Kiriyama Family has certainly lost nothing of its originality. Boldly can say that he even gained. Each composition from ” Waiting For … ” is a confirmation of the composers’ maturity, arranging and performing musicians, and the uniqueness of this band and their music. Enjoy your vacation, rest, relax and listen to ” Waiting For … “.

Waiting For Album Review by Opus Zine (USA)

Despite it’s remoteness and small, homogenous population, Iceland’s musical output contains a considerable amount of diversity, e.g., Björk’s experimental electronic pop, Sigur Rós’ sweeping grandeur, Ólafur Arnalds and Jóhann Jóhannsson’s elegant modern classical, Sólstafir’s blistering post-metal, and so on.

Compared to all of those artists, however, Kiriyama Family’s soulful, retro pop can seem a bit… conventional. But then you actually start listening to Waiting For… and several things become readily evident.
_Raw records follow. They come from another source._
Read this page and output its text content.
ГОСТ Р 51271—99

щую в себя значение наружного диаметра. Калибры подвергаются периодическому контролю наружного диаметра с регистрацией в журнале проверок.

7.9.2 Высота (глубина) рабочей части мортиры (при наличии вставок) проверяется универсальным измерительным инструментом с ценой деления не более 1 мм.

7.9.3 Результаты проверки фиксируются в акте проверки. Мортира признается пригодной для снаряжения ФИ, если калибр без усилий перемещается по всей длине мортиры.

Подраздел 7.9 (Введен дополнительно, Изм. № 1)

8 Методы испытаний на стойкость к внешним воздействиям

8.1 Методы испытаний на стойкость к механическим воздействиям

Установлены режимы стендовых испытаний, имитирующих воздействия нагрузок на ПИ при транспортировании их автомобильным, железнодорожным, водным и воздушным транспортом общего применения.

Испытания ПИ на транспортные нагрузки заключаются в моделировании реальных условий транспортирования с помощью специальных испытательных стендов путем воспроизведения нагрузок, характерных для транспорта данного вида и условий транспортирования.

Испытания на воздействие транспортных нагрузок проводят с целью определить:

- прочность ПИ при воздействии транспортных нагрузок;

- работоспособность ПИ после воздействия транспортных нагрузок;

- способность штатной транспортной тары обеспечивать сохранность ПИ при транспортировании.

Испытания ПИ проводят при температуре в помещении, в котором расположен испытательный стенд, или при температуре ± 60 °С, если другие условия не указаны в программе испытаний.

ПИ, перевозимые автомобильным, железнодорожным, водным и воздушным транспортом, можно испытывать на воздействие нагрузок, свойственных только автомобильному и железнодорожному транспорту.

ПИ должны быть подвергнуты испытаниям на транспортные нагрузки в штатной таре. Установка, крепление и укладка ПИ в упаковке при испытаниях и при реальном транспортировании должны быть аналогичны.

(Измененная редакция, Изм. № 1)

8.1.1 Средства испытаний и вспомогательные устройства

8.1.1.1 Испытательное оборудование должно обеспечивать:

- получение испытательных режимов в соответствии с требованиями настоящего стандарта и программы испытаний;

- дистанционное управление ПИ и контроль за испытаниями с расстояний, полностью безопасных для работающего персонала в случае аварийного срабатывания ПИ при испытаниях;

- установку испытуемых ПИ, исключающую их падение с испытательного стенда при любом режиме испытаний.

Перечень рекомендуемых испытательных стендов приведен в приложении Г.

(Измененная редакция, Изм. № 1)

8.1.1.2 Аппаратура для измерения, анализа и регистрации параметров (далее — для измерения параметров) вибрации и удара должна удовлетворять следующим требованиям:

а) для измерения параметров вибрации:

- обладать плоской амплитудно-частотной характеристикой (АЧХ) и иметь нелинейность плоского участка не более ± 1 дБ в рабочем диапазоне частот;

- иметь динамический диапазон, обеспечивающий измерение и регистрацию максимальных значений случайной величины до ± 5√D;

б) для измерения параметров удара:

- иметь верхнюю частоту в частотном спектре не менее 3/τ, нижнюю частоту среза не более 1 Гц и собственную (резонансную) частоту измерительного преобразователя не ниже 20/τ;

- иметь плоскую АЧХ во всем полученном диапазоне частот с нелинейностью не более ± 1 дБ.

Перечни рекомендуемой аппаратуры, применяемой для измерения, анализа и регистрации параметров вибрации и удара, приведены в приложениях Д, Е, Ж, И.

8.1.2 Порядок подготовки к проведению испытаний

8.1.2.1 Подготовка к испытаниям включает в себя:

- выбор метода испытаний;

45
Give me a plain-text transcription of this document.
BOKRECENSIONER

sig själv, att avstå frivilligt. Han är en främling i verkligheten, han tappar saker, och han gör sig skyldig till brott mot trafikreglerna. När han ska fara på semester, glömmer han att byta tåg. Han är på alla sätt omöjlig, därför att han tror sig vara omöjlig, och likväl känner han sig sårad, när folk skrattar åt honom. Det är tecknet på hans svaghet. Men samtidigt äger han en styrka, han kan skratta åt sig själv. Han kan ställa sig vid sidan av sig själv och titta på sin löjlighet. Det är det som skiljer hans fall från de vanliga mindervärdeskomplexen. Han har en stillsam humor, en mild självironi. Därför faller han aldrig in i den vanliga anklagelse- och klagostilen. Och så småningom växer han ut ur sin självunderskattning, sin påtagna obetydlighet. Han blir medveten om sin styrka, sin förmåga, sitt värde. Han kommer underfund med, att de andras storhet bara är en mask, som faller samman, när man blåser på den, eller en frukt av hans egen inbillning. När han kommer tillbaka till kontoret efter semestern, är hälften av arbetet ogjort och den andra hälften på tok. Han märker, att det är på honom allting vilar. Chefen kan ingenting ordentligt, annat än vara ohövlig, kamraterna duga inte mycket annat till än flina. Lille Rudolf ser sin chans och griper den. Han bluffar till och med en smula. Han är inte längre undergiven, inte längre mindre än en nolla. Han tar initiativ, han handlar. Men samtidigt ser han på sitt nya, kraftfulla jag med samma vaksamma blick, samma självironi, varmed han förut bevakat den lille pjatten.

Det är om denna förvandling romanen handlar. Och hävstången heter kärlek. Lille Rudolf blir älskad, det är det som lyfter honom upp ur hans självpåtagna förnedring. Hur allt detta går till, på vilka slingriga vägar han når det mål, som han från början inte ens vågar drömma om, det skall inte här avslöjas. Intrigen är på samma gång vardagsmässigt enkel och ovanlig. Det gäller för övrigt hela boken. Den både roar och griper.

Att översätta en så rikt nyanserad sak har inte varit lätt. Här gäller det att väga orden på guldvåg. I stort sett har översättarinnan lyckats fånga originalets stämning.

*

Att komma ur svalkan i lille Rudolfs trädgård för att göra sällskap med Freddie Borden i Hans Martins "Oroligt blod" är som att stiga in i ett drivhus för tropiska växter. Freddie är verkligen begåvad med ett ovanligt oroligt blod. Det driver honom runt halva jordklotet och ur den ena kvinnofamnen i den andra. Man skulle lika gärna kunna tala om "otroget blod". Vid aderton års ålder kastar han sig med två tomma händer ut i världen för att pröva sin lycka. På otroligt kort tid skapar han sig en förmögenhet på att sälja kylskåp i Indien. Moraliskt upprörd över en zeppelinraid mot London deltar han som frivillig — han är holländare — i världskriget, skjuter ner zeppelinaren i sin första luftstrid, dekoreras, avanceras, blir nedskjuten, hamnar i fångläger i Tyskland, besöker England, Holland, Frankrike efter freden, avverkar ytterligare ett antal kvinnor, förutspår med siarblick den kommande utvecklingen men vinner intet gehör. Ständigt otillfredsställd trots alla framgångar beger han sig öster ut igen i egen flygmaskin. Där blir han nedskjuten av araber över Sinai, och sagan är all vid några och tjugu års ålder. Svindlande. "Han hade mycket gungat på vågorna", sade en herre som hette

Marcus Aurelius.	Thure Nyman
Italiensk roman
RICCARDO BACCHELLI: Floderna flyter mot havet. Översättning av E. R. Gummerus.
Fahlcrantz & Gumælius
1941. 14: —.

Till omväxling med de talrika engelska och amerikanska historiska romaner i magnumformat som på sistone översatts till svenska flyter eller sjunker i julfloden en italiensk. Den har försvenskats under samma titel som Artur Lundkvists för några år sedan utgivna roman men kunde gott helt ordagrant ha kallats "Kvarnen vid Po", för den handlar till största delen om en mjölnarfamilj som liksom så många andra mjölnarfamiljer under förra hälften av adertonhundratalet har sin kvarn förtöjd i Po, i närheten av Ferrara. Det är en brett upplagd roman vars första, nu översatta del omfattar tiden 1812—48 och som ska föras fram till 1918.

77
First, the Family knows their way around solid hooks and grooves, something that’s immediately noticeable on the album’s first singles (e.g., “About You,” “Apart”). Second, the album’s production is topnotch, resulting in a lush, enjoyable listen. A lot occurs in these songs, but everything is balanced, from the snappy percussion to the ’80s-influenced Radio Dept.-esque synth-work. Finally, the album’s highlight is the fiery vocals of newcomer Hulda Kolbrúnardóttir, whose sensual voice is great at both harmonizing (“Apart”) and taking the lead (“Light Years Away”), and positively soars on “Innocence.”

Perhaps cheekily, Kiriyama Family describes their music as a blend of “yacht rock, dream pop, and Jean Claude Van Damme movie soundtrack.” That description might induce some eye-rolling, but it’s fairly apropos. There’s a definite and airily retro sense to these songs (e.g., “Chemistry”), but they also have just enough quirkiness and energy to keep them from feeling like slavish exercises in nostalgia.

Put simply, Waiting For… is ample proof that Iceland’s music scene is as fertile and vital as ever.